From Jerusalem the battle front moved out of the desert and the usefulness of the camels was at an end. The Imperial Camel Corps was disbanded and Langley became a member of the 5th Australian Light Horse, once again Langley’s commander was General Chauvel. Langley had a key role in the taking of the city of Damascus and was awarded the DSO (Distinguished Service Order) for his leadership. Such leadership came at personal cost, something Langley rarely mentioned but Alan Gregory quotes one of his letters in which George Langley wrote:
Being blessed by nature with a facility for forgetting the awful side of war we smile except when in the privacy of our own tent. We think of all the good fellows who used to share our good times. Renewing crosses over graves and erecting others has brought this more prominently before us of late. (page 63)
Damascus was the last major battle of the war in Egypt where a cease-fire was arranged on 31st October 1918. Alan Gregory sums up Langley’s four years of war service:
Langley had endured a difficult and dangerous war. He had been wounded several times, hospitalized with malaria, and risen from a lieutenant to lieutenant-colonel been awarded the Serbian Order of the White Eagle, mentioned in dispatches four times and awarded the DSO. … His richest blessing was that he came away from the war with his wife. (page 66)

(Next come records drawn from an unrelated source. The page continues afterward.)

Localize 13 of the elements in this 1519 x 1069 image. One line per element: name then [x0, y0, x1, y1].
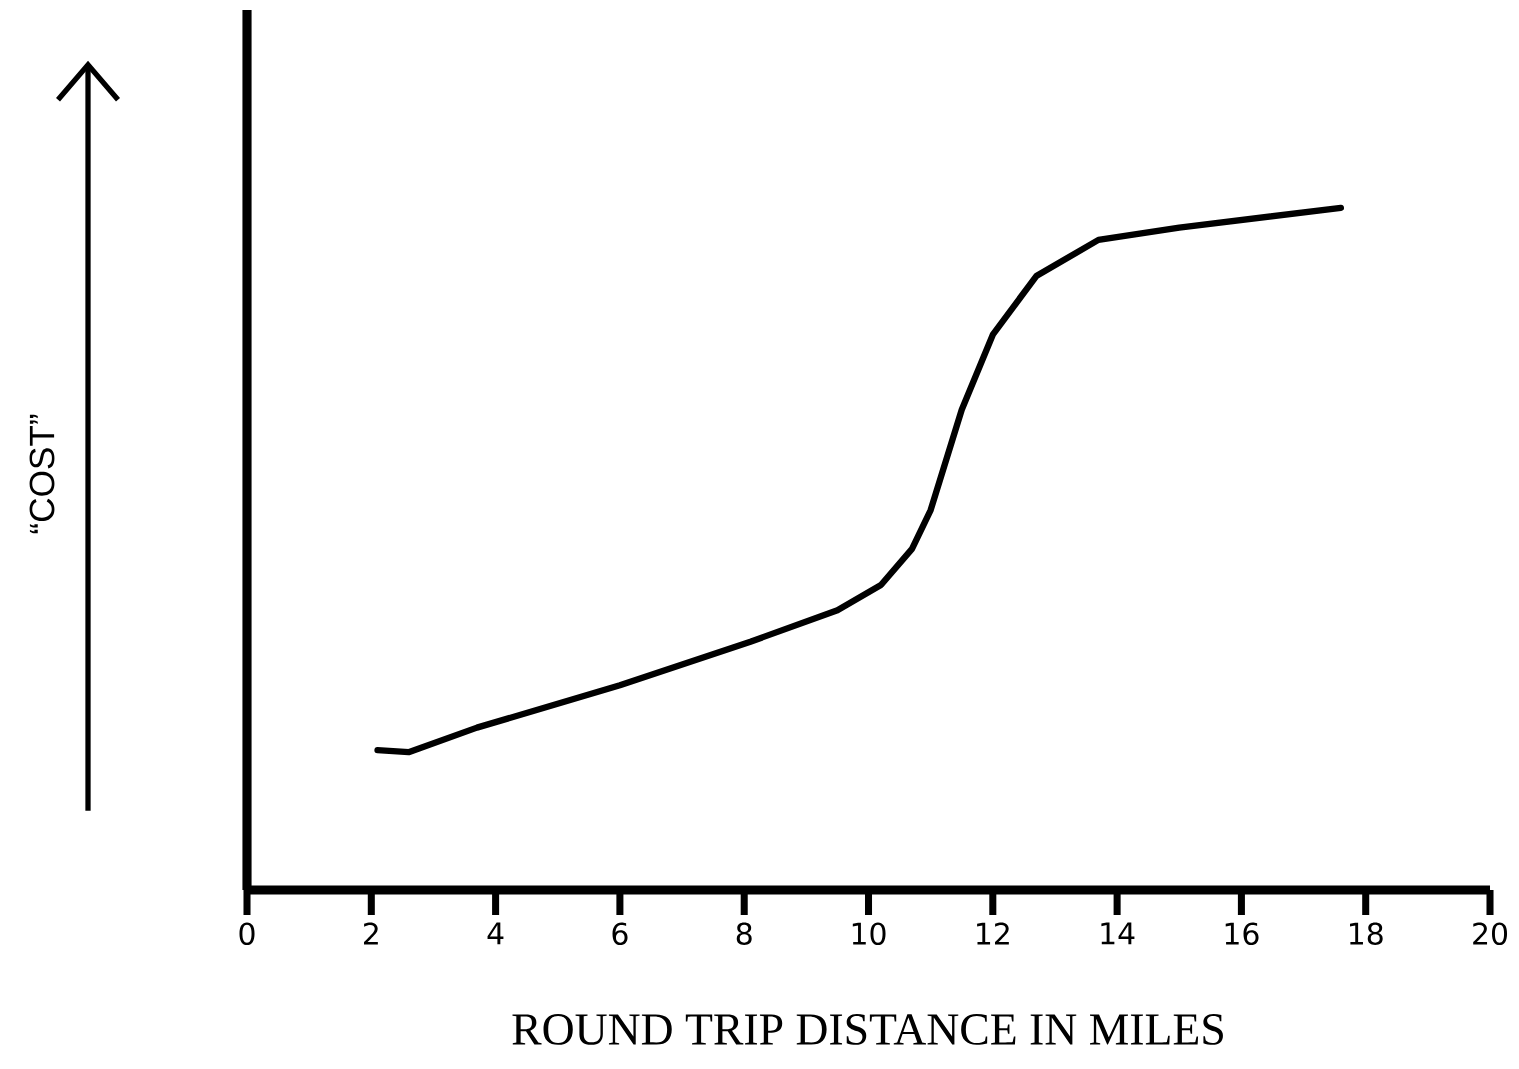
- x-tick-label: 2: [364, 922, 378, 945]
- x-tick-label: 8: [736, 922, 752, 946]
- x-tick-label: 12: [977, 922, 1009, 945]
- x-tick-label: 18: [1350, 922, 1383, 946]
- x-tick-label: 4: [487, 922, 504, 945]
- x-tick-label: 14: [1101, 922, 1135, 945]
- text: “COST”: [29, 414, 55, 534]
- x-axis-title: ROUND TRIP DISTANCE IN MILES: [512, 1014, 1223, 1045]
- x-tick-label: 6: [612, 922, 628, 946]
- x-tick-label: 10: [852, 922, 886, 946]
- x-tick-label: 16: [1225, 922, 1259, 946]
- x-tick-label: 20: [1473, 922, 1508, 946]
- x-tick-label: 0: [239, 922, 255, 946]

Edmée Plunkett’s father was in the British army in Cairo before the war. As a young woman she lived mainly in Cairo but made long visits to England for school and university. When her father died in Cairo in 1916, she was unable to return to England and worked as the secretary to Lord Cecil. She was the first woman to hold such a post in Egypt. Edmée was a gifted linguist, fluent in Arabic and French. George and Edmée met in 1918 and were married in Cairo in December 1918.
In civilian life in Victoria George Langley became a very important leader in the community as a teacher and school principal. The crowning achievement of his civilian career was to be Principal of Melbourne High School, from where he retired in 1956. He is fondly remembered by many of his ex-pupils as The Brig.
The sentimental soldier: a life of George Furner Langley; Alan Gregory; Langley, Courtis, Thompson Library Trust, Melbourne 2008
Sand, Sweat and Camels, George and Edmée Langley, Lowdon Publishing, Kilmore, 1976
George’s brother David Furner Langley also served during WWI.